While the bed frame plays a part in your bed’s style – the headboard is the star of the show. There are as many headboards to choose from as there are mattresses on the planet, it seems like, so choosing the right one for your bedroom can get confusing pretty quickly.
Have you identified your design style? This is one of the simplest ways to narrow your bed design options. If you’re a modernist, you’ll typically be attracted to a different set of headboards than if you’re a traditionalist.
Not quite sure where you fall on the “Design Style o’ Meter?” Read, What’s Your Interior Design Style, and you’ll be pointed in the right direction. Once you’ve determined what you like – and what you aren’t as fond of – it will be easier to do online searches for bed frame images.
- Start searching images. Once you’ve narrowed down your preferred style, start using Google images, Houzz or other online interior design platforms to view images of beds with those keywords attached to them. Print out, bookmark or use an online design idea book to save images you like. This will help you to continue whittling the choices.
- Think about your bedroom. Often, the size of your bedroom dictates the type of bed frame that will work. If you have a large bedroom, the world is your oyster. However, medium- to smaller-sized bedrooms will want to think about proportion. For example, you may be a traditionalist who loves four-poster beds, but that bed will take over a small room. Then again, this might be something to work with, creating a magical bedroom where the bed is the focus – furnished with comfortable accent pillows, chiffon drapes, etc. – truly a boudoir effect.

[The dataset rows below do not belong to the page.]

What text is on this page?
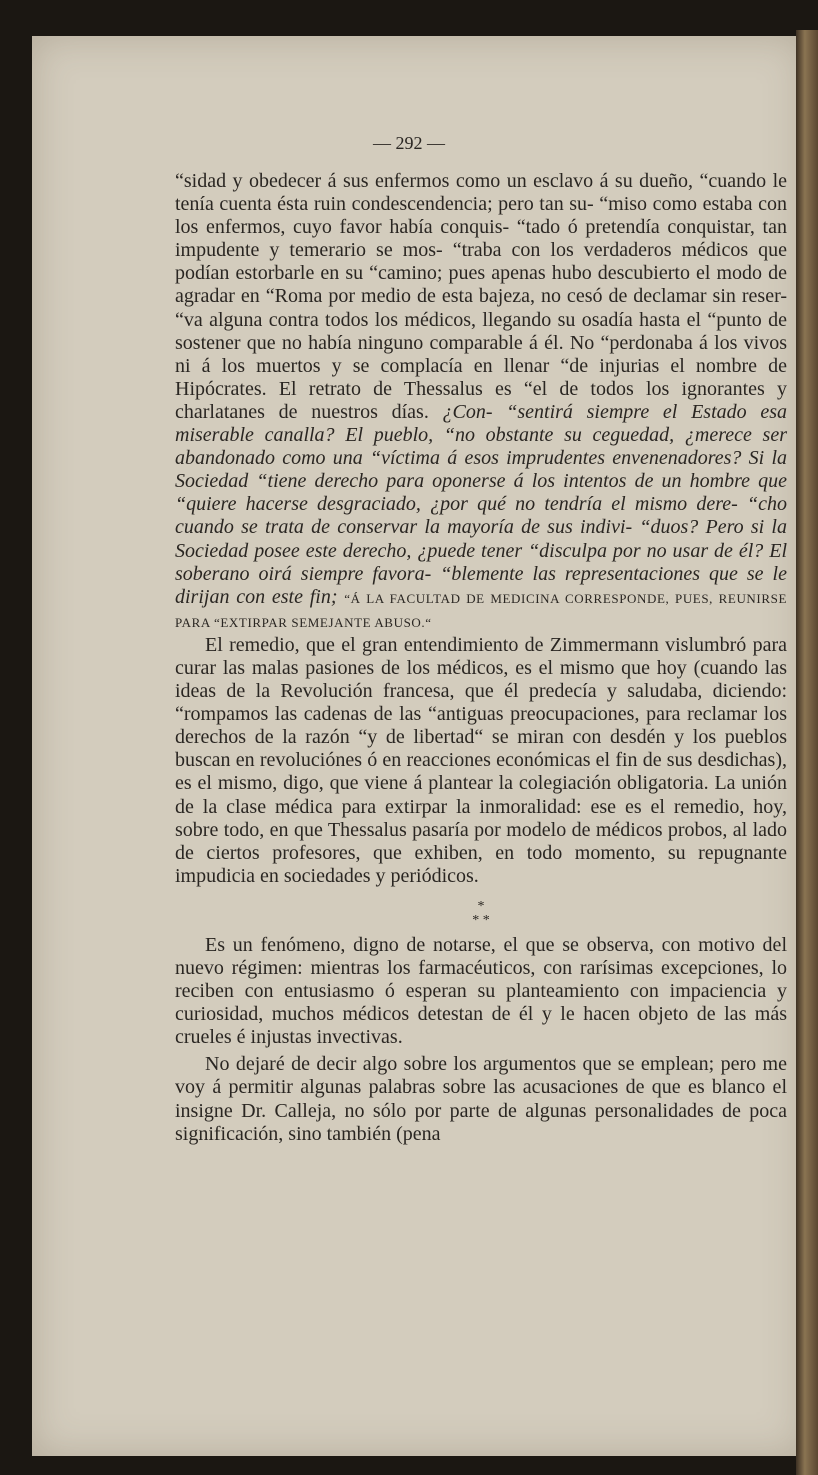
— 292 —

“sidad y obedecer á sus enfermos como un esclavo á su dueño, “cuando le tenía cuenta ésta ruin condescendencia; pero tan su- “miso como estaba con los enfermos, cuyo favor había conquis- “tado ó pretendía conquistar, tan impudente y temerario se mos- “traba con los verdaderos médicos que podían estorbarle en su “camino; pues apenas hubo descubierto el modo de agradar en “Roma por medio de esta bajeza, no cesó de declamar sin reser- “va alguna contra todos los médicos, llegando su osadía hasta el “punto de sostener que no había ninguno comparable á él. No “perdonaba á los vivos ni á los muertos y se complacía en llenar “de injurias el nombre de Hipócrates. El retrato de Thessalus es “el de todos los ignorantes y charlatanes de nuestros días. ¿Con- “sentirá siempre el Estado esa miserable canalla? El pueblo, “no obstante su ceguedad, ¿merece ser abandonado como una “víctima á esos imprudentes envenenadores? Si la Sociedad “tiene derecho para oponerse á los intentos de un hombre que “quiere hacerse desgraciado, ¿por qué no tendría el mismo dere- “cho cuando se trata de conservar la mayoría de sus indivi- “duos? Pero si la Sociedad posee este derecho, ¿puede tener “disculpa por no usar de él? El soberano oirá siempre favora- “blemente las representaciones que se le dirijan con este fin; “Á LA FACULTAD DE MEDICINA CORRESPONDE, PUES, REUNIRSE PARA “EXTIRPAR SEMEJANTE ABUSO.“

El remedio, que el gran entendimiento de Zimmermann vislumbró para curar las malas pasiones de los médicos, es el mismo que hoy (cuando las ideas de la Revolución francesa, que él predecía y saludaba, diciendo: “rompamos las cadenas de las “antiguas preocupaciones, para reclamar los derechos de la razón “y de libertad“ se miran con desdén y los pueblos buscan en revoluciónes ó en reacciones económicas el fin de sus desdichas), es el mismo, digo, que viene á plantear la colegiación obligatoria. La unión de la clase médica para extirpar la inmoralidad: ese es el remedio, hoy, sobre todo, en que Thessalus pasaría por modelo de médicos probos, al lado de ciertos profesores, que exhiben, en todo momento, su repugnante impudicia en sociedades y periódicos.

*
* *

Es un fenómeno, digno de notarse, el que se observa, con motivo del nuevo régimen: mientras los farmacéuticos, con rarísimas excepciones, lo reciben con entusiasmo ó esperan su planteamiento con impaciencia y curiosidad, muchos médicos detestan de él y le hacen objeto de las más crueles é injustas invectivas.

No dejaré de decir algo sobre los argumentos que se emplean; pero me voy á permitir algunas palabras sobre las acusaciones de que es blanco el insigne Dr. Calleja, no sólo por parte de algunas personalidades de poca significación, sino también (pena
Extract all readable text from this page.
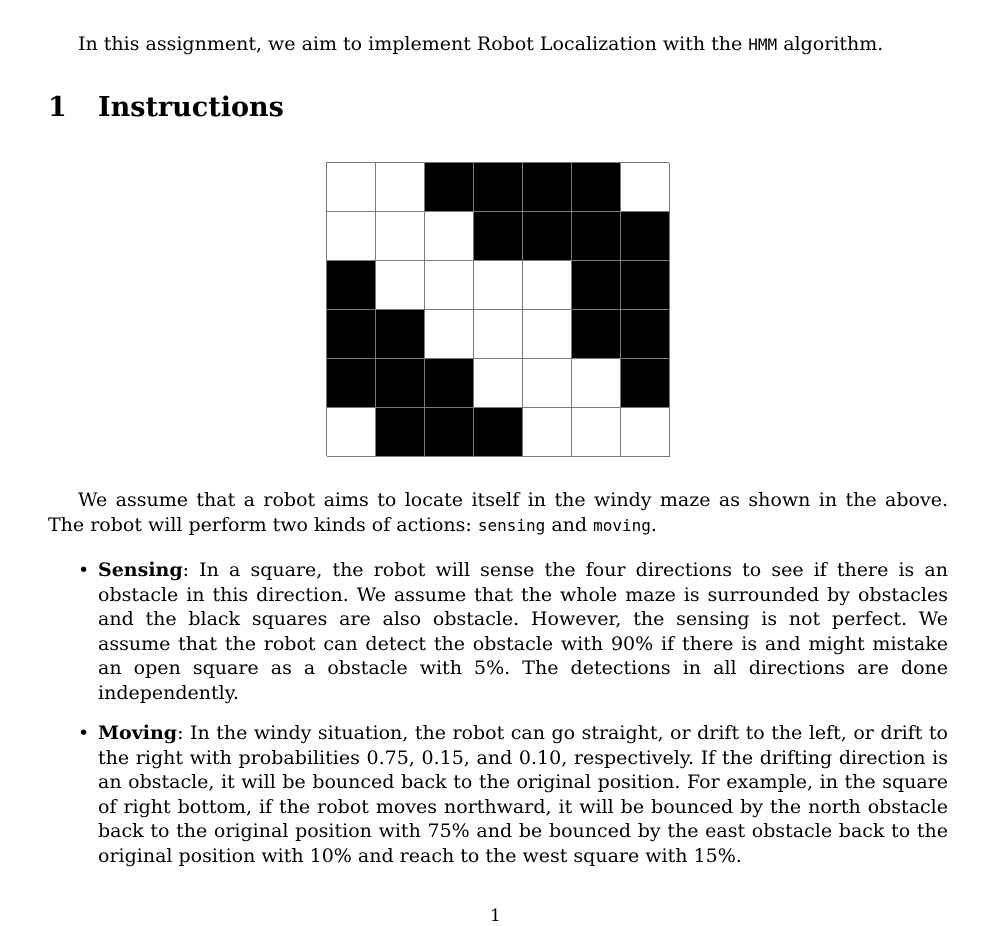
In this assignment, we aim to implement Robot Localization with the HMM algorithm.
1 Instructions
We assume that a robot aims to locate itself in the windy maze as shown in the above. The robot will perform two kinds of actions: sensing and moving.
• Sensing: In a square, the robot will sense the four directions to see if there is an obstacle in this direction. We assume that the whole maze is surrounded by obstacles and the black squares are also obstacle. However, the sensing is not perfect. We assume that the robot can detect the obstacle with 90% if there is and might mistake an open square as a obstacle with 5%. The detections in all directions are done independently.
• Moving: In the windy situation, the robot can go straight, or drift to the left, or drift to the right with probabilities 0.75, 0.15, and 0.10, respectively. If the drifting direction is an obstacle, it will be bounced back to the original position. For example, in the square of right bottom, if the robot moves northward, it will be bounced by the north obstacle back to the original position with 75% and be bounced by the east obstacle back to the original position with 10% and reach to the west square with 15%.
1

- How tall are your ceilings? This is Part 2 to Number 2. Using the four-poster example again…a tall headboard will make a low ceiling feel even lower. If you have ceilings that are the standard 8-feet, an interior designer would say to choose a lower-profile headboard. If you are drawn to taller headboards, use other tricks to add height – like mounting window curtains closer to the ceiling so floor-length drapes give the illusion of height.
- Think about wear and tear. I once had a lovely wooden headboard with a large rattan insert. It was gorgeous…until about the 10th time my elbow punched the back while readjusting my reading position. It formed an unmistakable hole that was difficult to hide, even with the pillows set just right. That was an expensive repair, but it was necessary to preserve the look of the headboard. Think about how you use your bed. If you only sleep there – a higher-maintenance material will be fine. If you read or work in bed, propped up on pillows, consider that when choosing the headboard’s materials. For example, upholstered headboards are lovely, and comfortable – but you might need to invest in a steam cleaner to remove oils from hair and hair products that will build up over time.
- Comfort level. Continuing with the comfort theme, wrought iron beds are a versatile option, but they aren’t all that comfortable when you want to read or work on your laptop. So that way the headboard will feel when it comes in contact with your head, a hand or an errant arm is definitely a consideration, even if it isn’t a driving force while making your selection.
- Is it a feature? Do you want your headboard to be a feature in the room, adding texture, color or depth? Or would you prefer the bedrame to fade into the background, blending with surrounding colors and features? Some headboards are barely there while others scream, “look at me!”